Over the past decade, approval of labor unions has surged by about 16-17 percentage points across all parties.
Democrats are still more likely to support unions, with approval standing at around 80 percent among self-identified party supporters. A little under half of Republicans now support unions, up from 29 percent in 2009.
“If any man tells you he loves America, yet hates labor, he is a liar. If any man tells you he trusts America, yet fears labor, he is a fool.”
– Abraham Lincoln
Over 16 million working women and men in the United States are exercising this right—these 16 million workers are represented by unions. Overall, more than one in nine U.S. workers are represented by unions. This representation makes organized labor one of the largest institutions in America.*
‘Collective bargaining’ is how working people gain a voice at work and the power to shape their working lives
While managers. business owners and CEOs organize to advocate for their economic interests through chambers of commerce, business associations and national trade associations, unions provide working people with an opportunity to be heard in policy debates that shape their lives. Traditionally when Americans have wanted to make the economy fairer and more responsive to the needs of workers, they joined unions to do so. It’s a critical part of American democracy.

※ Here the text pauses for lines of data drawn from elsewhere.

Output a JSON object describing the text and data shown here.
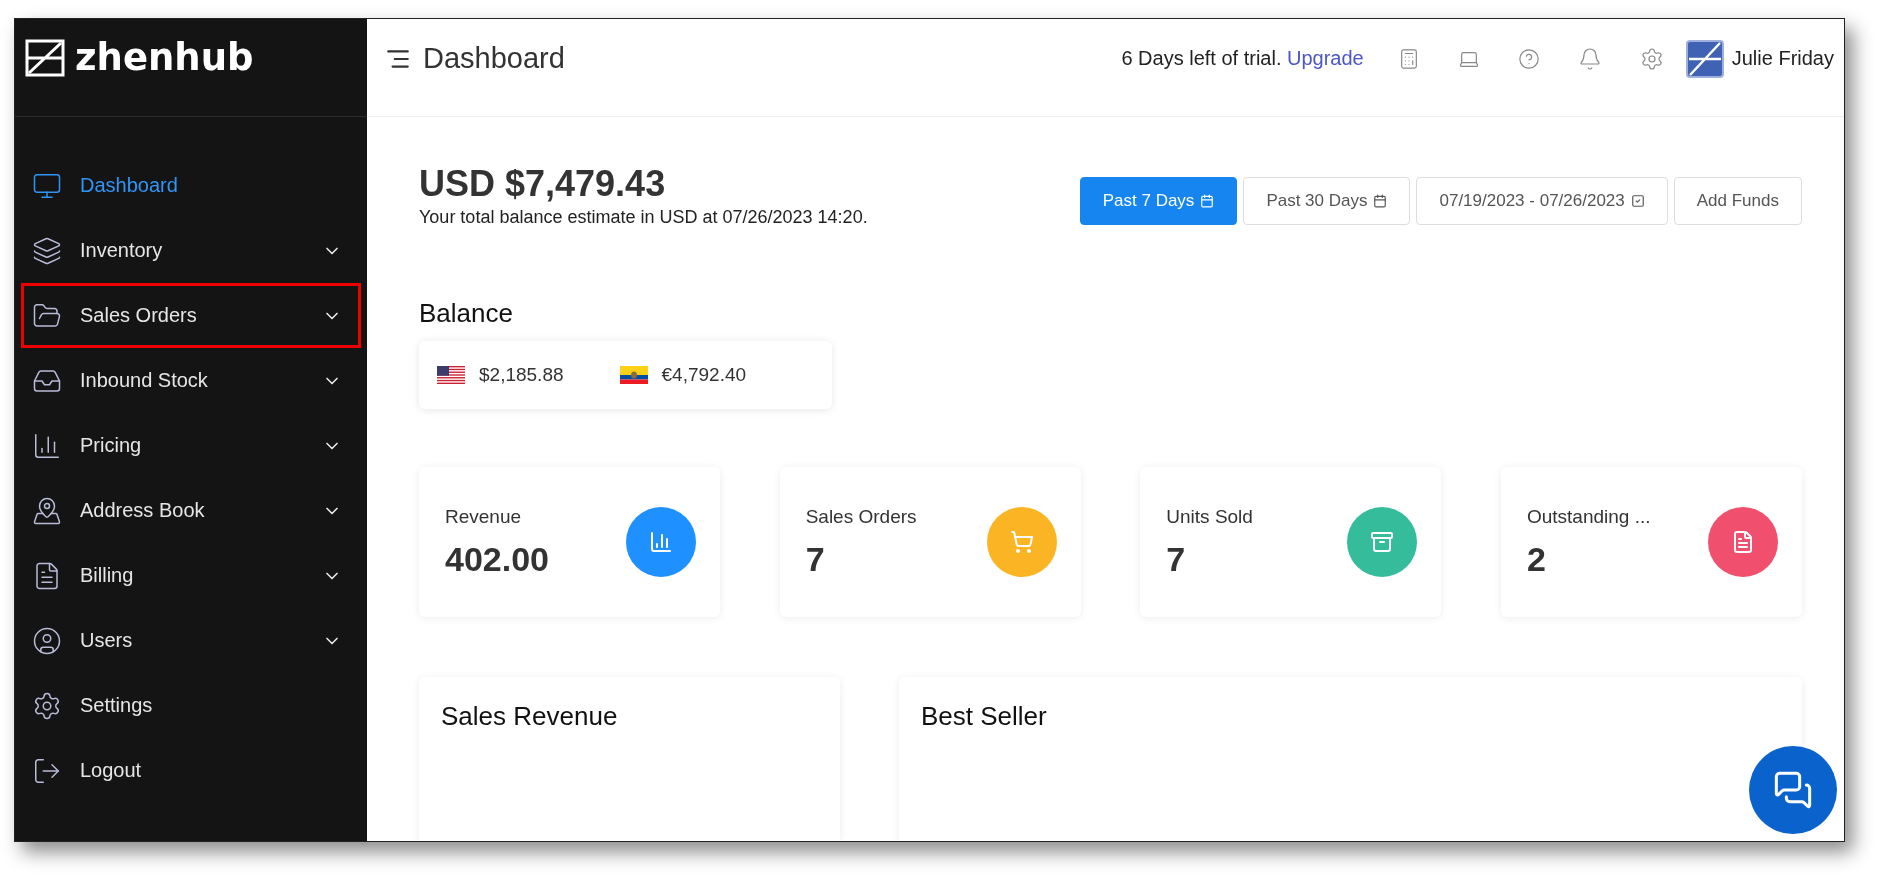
{
  "sidebar": {
    "logo": "zhenhub",
    "items": [
      {
        "label": "Dashboard",
        "selected": true,
        "expandable": false,
        "highlighted": false
      },
      {
        "label": "Inventory",
        "selected": false,
        "expandable": true,
        "highlighted": false
      },
      {
        "label": "Sales Orders",
        "selected": false,
        "expandable": true,
        "highlighted": true
      },
      {
        "label": "Inbound Stock",
        "selected": false,
        "expandable": true,
        "highlighted": false
      },
      {
        "label": "Pricing",
        "selected": false,
        "expandable": true,
        "highlighted": false
      },
      {
        "label": "Address Book",
        "selected": false,
        "expandable": true,
        "highlighted": false
      },
      {
        "label": "Billing",
        "selected": false,
        "expandable": true,
        "highlighted": false
      },
      {
        "label": "Users",
        "selected": false,
        "expandable": true,
        "highlighted": false
      },
      {
        "label": "Settings",
        "selected": false,
        "expandable": false,
        "highlighted": false
      },
      {
        "label": "Logout",
        "selected": false,
        "expandable": false,
        "highlighted": false
      }
    ]
  },
  "header": {
    "title": "Dashboard",
    "trial_text": "6 Days left of trial.",
    "upgrade_link": "Upgrade",
    "user_name": "Julie Friday"
  },
  "summary": {
    "amount": "USD $7,479.43",
    "note": "Your total balance estimate in USD at 07/26/2023 14:20."
  },
  "range_buttons": [
    {
      "label": "Past 7 Days",
      "selected": true,
      "kind": "calendar"
    },
    {
      "label": "Past 30 Days",
      "selected": false,
      "kind": "calendar"
    },
    {
      "label": "07/19/2023 - 07/26/2023",
      "selected": false,
      "kind": "check"
    },
    {
      "label": "Add Funds",
      "selected": false,
      "kind": "plain"
    }
  ],
  "balance": {
    "title": "Balance",
    "entries": [
      {
        "amount": "$2,185.88",
        "kind": "us"
      },
      {
        "amount": "€4,792.40",
        "kind": "ec"
      }
    ]
  },
  "stats": [
    {
      "label": "Revenue",
      "value": "402.00",
      "color": "#1e90ff",
      "kind": "chart"
    },
    {
      "label": "Sales Orders",
      "value": "7",
      "color": "#fbb424",
      "kind": "cart"
    },
    {
      "label": "Units Sold",
      "value": "7",
      "color": "#35bc9b",
      "kind": "archive"
    },
    {
      "label": "Outstanding ...",
      "value": "2",
      "color": "#f0506e",
      "kind": "document"
    }
  ],
  "panels": [
    {
      "title": "Sales Revenue"
    },
    {
      "title": "Best Seller"
    }
  ]
}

Unions have fought for and continue to strengthen many of the humane standards that protect Americans in improve their lives such as:
- Social Security,
- child labor laws,
- anti-discrimination laws,
- health and safety laws,
- unemployment insurance,
- compensations for workers who get hurt on the job,
- the 40-hour work week,
- and the federal minimum wage.
Additionally, unions have been a major force behind many of the laws on discrimination, housing and voting rights. But more than that, Unions reduce inequality and improve middle incomes. See the chart below.
Unions reduce inequality and are essential for low- and middle-wage workers’ ability to obtain a fair share of economic growth
This chart shows that when unions are weak, the highest incomes go up even more, but when unions are strong, middle incomes go up.
Research by EPI and other institutions shows this correlation is no accident. First, unions have strong positive effects not only on the wages of union workers but also on the wages of comparable nonunion workers, as unions set standards for entire industries and occupations. Second, unions make wages among occupations more equal because they give a larger wage boost to low- and middle-wage occupations than to high-wage occupations. Third, unions make wages of workers with similar characteristics more equal because of the standards unions set. Fourth, unions have historically been more likely to organize middle-wage than high-wage workers, which lowers inequality by closing gaps between, say, blue-collar and white-collar workers. Finally, the union wage boost is largest for low-wage workers and larger at the middle than at the highest wage levels, larger for black and Hispanic workers than for white workers, and larger for those with lower levels of education—wage increases for these groups help narrow wage inequalities.**
No wonder unions have been increasing in popularity lately!
So keep America’s unions strong. An informed and involved union member is a strong union member.
May all of you Feel the Power…
May all of you Be the Power…
And, may all of you Use the Power.
Citations
*In 2016 there were 16.3 million wage and salary workers age 16 and older who were represented by a union, either because they were union members or (if they weren’t union members) were in jobs covered by a union or an employee association contract. The share of workers who belonged to a union was 10.7 percent, and the share of workers covered by collective bargaining was 11.9 percent. (Source: EPI analysis of Current Population Survey Outgoing Rotation Group [CPS ORG] data for all workers age 16 and older).
**The classic reference for the union impact on inequality, and many other matters, is Richard B. Freeman and James l. Medoff, What Do Unions Do? (New York: Basic Books, 1984). Also see Brantly Callaway and William J. Collins, “Unions, Workers, and Wages at the Peak of the American Labor Movement,” National Bureau of Economic Research, Working Paper no. 23516, June 2017, for evidence from the early postwar period. More recent estimates of union wage premiums by wage fifth, occupation, and education can be found in Lawrence Mishel, Josh Bivens, Elise Gould, and Heidi Shierholz, The State of Working America, 12th Edition, an Economic Policy Institute book (Ithaca, N.Y.: Cornell Univ. Press, 2012), Table 4.37.